Edda: Mi piace il mattino, mi piacciono  le prime ore del mattino, mi sveglio molto presto e canto il mantra,  i miei sedici giri del mantra. Quando stavo facendo il disco tutti i giorni suonavo, cantavo e componevo, tanto che ho già i provini pronti per un altro disco intero, e queste canzoni mi sembrano pure molto belle. Vivo molto male questa vita da “artista”, preferivo fare lo schiavo, come si dice, il lavoratore che a fine mese ha il suo stipendio; io non ho entrate, anzi, per fare questo disco ho speso un puttanaio di soldi… Non mi sento di far parte della società, il che per alcuni aspetti è un privilegio, per altri no. Tutto ha un prezzo, e questa cosa mi pesa. Mi sono buttato perciò su questo lato spirituale per mantenere un equilibrio, e questo funziona. Mi sono trasferito in Toscana, in montagna, sembra di stare in Svizzera, Casentino si chiama, ma la Toscana è l’unica regione d’Italia che non mi piace. Sto in montagna, ci sono gli abeti, i pini, la comunità montana. Io sono lì per amore, intanto la vita va avanti, ho 54 anni, ma a me sembra di avere 20 anni, la mia mente si è fermata, anche come maturazione, anche 10 anni, e mi stupisco di come una persona come me, che un tempo sarebbe stata considerata vecchia… Quindi mi sono buttato a pesce fitto, ormai mi invento anche le parole, scrivilo, a pesce fitto, quindi mi sono buttato in questa cosa degli Hare Krishna, come uno che va al poligono di tiro e va tutti i giorni e spara, prima o poi c’è la guerra e ti chiameranno, e siccome sono 35 anni che faccio questa cosa e non ho mai smesso, è l’unica cosa che non ho mai smesso. Ho smesso di essere di sinistra, ho smesso per tanti anni anche con la musica, anche Brian Eno aveva smesso per un bel po’, se lo fai proprio per lavoro dopo un po’… Mi piace scrivere le canzoni, non mi sento più un fallito, mi dà piacere, e non è facile scrivere le canzoni e non è che le scrivi perché sei capace, succede perché ti arrivano, lo diceva pure Battisti: “Non mi vengono più le canzoni di una volta”. Forse con un po’ di disciplina e di regole, mi rimandano ai nostri quattro principi: niente droga, niente sesso, niente carne-uova-pesce, a me l’uovo fa cagare (il quarto non me lo racconta, ndr).

Sei vegano? 

Non lo so che cazzo sono, seguo ‘sti cazzo di principi. Per il sesso invece si apre una parentesi, è come un muscolo che ti deve venire, quando sei andato oltre, nel frattempo fai quello che puoi, anche il fatto stesso di accettare che il sesso è una cosa sbagliata per te, se incominci a ragionare così, piano piano lo accetterai.

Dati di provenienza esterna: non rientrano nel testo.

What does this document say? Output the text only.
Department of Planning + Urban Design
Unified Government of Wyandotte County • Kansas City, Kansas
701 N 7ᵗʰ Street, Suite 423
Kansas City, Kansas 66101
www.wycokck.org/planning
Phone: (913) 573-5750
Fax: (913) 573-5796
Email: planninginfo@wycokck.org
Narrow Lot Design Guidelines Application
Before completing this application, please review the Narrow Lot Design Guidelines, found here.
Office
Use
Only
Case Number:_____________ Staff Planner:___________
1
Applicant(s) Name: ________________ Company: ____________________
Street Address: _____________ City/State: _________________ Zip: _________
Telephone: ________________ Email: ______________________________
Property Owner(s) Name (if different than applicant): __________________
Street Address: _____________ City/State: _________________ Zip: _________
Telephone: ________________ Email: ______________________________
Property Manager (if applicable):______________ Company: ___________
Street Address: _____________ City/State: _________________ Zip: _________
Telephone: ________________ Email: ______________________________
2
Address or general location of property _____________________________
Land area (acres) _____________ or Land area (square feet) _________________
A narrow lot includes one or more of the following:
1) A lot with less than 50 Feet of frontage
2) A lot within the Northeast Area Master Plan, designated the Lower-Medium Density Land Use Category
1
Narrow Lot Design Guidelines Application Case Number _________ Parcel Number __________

E nella musica come ti immagini, che prospettiva hai?

Ravi Shankar diceva che era nella “decima vita”, che lui si era reincarnato come musicista. A me piacerebbe reincarnarmi in un musicista, non tanto per il successo che comunque non ho, ma perché mi piace cantare e mi piace suonare, anche se a livello spirituale questo non vuol dire niente, sono desideri un po’ sciocchi, è come se uno dicesse “voglio aprire una salumeria”, ma sono i desideri che poi ti incatenano alla prossima reincarnazione, quindi sono cose pesanti. Attento a ciò che desideri, perché alla fine ti capita veramente… Mi piacerebbe reincarnarmi in un musicista che sa suonare, mi chiuderanno in un ashram e andrebbe bene così.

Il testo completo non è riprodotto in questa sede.